Internet radio firms pay up to 50 percent of revenue in royalties.
At the same time, traditional AM/FM stations pay nothing at all, and satellite radio pays only about 10 percent of revenues to record labels and artists. This huge disparity comes from how the three judge Copyright Royalty Board decides in a trial-like examination every three years.

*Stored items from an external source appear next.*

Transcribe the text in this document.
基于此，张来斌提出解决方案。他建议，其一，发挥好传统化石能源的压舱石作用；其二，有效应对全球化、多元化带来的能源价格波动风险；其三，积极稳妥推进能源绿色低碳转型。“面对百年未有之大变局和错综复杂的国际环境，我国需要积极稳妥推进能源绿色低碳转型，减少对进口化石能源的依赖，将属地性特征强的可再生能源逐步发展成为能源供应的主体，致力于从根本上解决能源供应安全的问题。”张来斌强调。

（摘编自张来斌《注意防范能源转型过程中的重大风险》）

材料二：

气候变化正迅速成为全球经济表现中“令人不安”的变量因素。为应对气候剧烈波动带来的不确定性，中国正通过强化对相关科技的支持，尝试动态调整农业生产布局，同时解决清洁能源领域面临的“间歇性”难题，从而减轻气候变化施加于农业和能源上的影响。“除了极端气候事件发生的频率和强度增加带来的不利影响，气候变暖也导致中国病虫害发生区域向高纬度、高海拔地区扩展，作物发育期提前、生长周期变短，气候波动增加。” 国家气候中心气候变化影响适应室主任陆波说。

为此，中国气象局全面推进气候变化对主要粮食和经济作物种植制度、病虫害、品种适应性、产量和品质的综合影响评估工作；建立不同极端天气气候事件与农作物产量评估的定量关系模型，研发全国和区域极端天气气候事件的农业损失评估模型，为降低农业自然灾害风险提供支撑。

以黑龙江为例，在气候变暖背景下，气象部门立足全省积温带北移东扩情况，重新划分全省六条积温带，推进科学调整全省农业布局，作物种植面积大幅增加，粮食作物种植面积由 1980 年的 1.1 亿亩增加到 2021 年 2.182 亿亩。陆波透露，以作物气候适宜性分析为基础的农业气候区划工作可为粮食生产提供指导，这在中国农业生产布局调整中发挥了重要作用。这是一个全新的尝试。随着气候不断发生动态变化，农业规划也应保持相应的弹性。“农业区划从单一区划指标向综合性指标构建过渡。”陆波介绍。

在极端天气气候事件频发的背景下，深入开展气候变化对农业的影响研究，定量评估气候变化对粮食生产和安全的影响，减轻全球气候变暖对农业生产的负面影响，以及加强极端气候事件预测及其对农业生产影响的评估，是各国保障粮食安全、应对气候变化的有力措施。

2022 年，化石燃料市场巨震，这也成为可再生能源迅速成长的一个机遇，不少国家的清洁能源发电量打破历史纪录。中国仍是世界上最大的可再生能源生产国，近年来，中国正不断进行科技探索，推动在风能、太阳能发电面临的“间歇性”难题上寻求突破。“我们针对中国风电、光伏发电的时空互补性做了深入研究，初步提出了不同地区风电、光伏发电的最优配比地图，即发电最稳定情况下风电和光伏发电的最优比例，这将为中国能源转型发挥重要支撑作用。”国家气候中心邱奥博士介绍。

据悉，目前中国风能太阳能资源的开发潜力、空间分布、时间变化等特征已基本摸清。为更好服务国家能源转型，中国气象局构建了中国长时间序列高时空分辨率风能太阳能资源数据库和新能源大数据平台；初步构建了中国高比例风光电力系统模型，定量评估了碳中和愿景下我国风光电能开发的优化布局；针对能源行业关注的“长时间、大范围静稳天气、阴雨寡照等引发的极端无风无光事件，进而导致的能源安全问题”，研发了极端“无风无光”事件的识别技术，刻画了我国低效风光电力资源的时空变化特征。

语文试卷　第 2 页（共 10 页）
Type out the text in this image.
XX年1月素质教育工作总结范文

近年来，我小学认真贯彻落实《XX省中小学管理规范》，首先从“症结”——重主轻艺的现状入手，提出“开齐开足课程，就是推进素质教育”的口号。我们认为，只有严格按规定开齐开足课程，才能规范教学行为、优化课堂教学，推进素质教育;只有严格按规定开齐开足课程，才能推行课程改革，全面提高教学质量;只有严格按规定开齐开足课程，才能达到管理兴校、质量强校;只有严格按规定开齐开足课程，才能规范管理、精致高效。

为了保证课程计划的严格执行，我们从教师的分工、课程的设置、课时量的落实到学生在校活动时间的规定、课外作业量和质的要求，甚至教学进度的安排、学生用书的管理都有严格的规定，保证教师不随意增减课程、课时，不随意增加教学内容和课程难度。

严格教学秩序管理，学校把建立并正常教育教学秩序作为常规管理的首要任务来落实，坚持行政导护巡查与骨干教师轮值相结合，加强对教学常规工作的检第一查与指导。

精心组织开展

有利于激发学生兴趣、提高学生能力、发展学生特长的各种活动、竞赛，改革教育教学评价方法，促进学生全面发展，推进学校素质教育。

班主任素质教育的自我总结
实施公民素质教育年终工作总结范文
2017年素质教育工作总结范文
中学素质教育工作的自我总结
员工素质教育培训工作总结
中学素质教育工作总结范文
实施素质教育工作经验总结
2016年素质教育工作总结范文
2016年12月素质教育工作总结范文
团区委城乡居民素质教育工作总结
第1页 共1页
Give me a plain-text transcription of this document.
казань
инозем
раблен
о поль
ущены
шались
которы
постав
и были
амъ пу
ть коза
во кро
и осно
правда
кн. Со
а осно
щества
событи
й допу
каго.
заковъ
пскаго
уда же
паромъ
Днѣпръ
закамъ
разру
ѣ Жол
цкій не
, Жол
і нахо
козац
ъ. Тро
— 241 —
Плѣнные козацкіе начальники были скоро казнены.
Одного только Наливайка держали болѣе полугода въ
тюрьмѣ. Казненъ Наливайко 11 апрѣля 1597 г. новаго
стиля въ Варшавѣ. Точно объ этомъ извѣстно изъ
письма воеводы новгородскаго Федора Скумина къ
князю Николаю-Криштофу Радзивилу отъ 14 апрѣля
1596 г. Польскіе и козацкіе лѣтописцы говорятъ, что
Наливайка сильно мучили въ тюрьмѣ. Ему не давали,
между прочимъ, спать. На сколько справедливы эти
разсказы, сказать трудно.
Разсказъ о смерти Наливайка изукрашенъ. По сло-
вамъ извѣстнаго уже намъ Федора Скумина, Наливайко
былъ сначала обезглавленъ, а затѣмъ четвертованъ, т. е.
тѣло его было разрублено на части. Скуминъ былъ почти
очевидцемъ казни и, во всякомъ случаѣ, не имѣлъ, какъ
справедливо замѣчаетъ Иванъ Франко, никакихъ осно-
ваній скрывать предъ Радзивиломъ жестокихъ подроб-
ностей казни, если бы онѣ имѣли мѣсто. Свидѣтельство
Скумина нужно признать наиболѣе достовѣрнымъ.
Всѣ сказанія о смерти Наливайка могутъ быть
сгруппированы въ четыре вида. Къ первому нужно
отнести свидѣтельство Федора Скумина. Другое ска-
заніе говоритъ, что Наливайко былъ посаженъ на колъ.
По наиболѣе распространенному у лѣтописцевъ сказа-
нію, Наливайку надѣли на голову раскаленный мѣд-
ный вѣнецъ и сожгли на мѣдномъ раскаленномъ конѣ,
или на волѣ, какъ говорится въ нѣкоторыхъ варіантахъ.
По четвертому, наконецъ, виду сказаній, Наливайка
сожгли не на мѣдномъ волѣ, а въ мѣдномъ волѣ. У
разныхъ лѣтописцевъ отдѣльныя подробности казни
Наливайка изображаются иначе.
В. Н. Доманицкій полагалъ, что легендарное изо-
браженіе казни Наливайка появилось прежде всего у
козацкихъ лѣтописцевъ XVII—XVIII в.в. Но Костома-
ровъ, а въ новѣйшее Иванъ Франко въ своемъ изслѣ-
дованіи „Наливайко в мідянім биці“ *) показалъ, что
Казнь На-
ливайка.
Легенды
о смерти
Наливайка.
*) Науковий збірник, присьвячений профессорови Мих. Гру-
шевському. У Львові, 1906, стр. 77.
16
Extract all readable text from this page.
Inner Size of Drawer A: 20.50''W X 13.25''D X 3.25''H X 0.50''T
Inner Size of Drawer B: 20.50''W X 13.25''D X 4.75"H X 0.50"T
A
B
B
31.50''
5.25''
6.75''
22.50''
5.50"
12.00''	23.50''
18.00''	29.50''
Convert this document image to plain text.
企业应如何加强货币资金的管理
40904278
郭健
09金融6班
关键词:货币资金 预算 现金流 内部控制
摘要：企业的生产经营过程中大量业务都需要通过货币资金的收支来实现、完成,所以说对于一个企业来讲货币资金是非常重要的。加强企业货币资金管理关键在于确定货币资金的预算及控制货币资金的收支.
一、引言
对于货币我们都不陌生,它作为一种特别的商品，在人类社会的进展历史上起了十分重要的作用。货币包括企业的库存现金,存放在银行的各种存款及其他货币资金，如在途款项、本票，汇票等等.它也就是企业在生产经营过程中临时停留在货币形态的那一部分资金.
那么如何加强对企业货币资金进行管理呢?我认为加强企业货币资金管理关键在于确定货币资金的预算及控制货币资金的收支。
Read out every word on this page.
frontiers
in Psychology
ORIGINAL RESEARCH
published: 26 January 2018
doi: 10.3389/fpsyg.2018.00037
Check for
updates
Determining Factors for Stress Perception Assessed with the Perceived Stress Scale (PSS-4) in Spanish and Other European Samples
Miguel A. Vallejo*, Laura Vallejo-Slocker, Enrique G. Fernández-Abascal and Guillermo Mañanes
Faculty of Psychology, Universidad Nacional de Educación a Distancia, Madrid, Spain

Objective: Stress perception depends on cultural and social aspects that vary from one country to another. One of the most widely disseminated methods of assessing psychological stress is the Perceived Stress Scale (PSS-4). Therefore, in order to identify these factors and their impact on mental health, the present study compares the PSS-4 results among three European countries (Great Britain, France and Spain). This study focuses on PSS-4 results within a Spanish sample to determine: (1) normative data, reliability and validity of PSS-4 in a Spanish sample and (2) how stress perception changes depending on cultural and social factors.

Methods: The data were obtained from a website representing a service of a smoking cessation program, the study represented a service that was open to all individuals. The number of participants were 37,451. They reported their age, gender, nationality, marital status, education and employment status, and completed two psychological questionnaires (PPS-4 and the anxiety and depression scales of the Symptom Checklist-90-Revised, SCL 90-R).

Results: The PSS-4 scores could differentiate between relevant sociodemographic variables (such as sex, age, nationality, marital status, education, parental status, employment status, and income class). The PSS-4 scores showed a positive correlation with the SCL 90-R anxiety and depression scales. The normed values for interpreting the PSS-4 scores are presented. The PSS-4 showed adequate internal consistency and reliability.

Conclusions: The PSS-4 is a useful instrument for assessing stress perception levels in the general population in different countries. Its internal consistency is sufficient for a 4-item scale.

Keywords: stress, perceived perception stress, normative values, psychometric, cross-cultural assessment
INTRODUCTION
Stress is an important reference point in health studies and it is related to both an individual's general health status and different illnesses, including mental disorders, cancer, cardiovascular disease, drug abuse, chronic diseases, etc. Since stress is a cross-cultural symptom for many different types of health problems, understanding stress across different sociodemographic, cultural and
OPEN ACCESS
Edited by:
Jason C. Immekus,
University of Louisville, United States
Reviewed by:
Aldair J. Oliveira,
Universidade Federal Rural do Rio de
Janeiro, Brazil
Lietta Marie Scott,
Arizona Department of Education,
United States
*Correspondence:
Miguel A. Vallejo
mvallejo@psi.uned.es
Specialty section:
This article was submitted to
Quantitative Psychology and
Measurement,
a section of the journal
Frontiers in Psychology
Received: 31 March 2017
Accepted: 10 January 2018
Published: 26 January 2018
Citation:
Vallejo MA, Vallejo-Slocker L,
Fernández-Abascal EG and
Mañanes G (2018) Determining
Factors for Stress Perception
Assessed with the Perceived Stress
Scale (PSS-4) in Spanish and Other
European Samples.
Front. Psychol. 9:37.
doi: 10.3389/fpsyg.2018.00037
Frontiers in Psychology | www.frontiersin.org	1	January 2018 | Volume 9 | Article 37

Internet radio, satellite radio and cable radio firms are on one side, while SoundExchange (an RIAA spin-off) represents music labels and musicians on the other. The judges hear witnesses and evidence about the value of recorded music and the technology for delivering it to people's ears. The three judges then decide what royalties each kind of music service will have to pay for the next five years.
For satellite and cable radio, the judges set prices to give the labels and artists a "fair return" and the music service a "fair income." In practice, the judges tell these services to pay about 10% of their revenues to the artists and labels.

For Internet radio, though, the judges are supposed to set rates based on what a "willing buyer and a willing seller" would do in an open market.

That little detail is the difference between forking out 10 percent of your revenue, and 50 percent of your revenue. Sound fair?

Some members of Congress don't believe it is, and the EFF agrees with them. Congressmen Jason Chaffetz (R-Utah) and Jared Polis (D-Colorado), and Senator Ron Wyden (D-Oregon) introduced a bill called the Internet Radio Fairness Act, which will give Internet radio stations a fairer process for setting the price of their music - and probably much lower prices for that music, as Internet radio would get the same "fair return" standard that cable and satellite get.

At the same time, the MusicFIRST coalition - which represents record labels - is proposing another bill that would also standardize the digital radio rules, only it would apply the "willing buyer/willing seller" standard to everyone. Some proposals even suggest brining traditional AM/FM radio into the mix.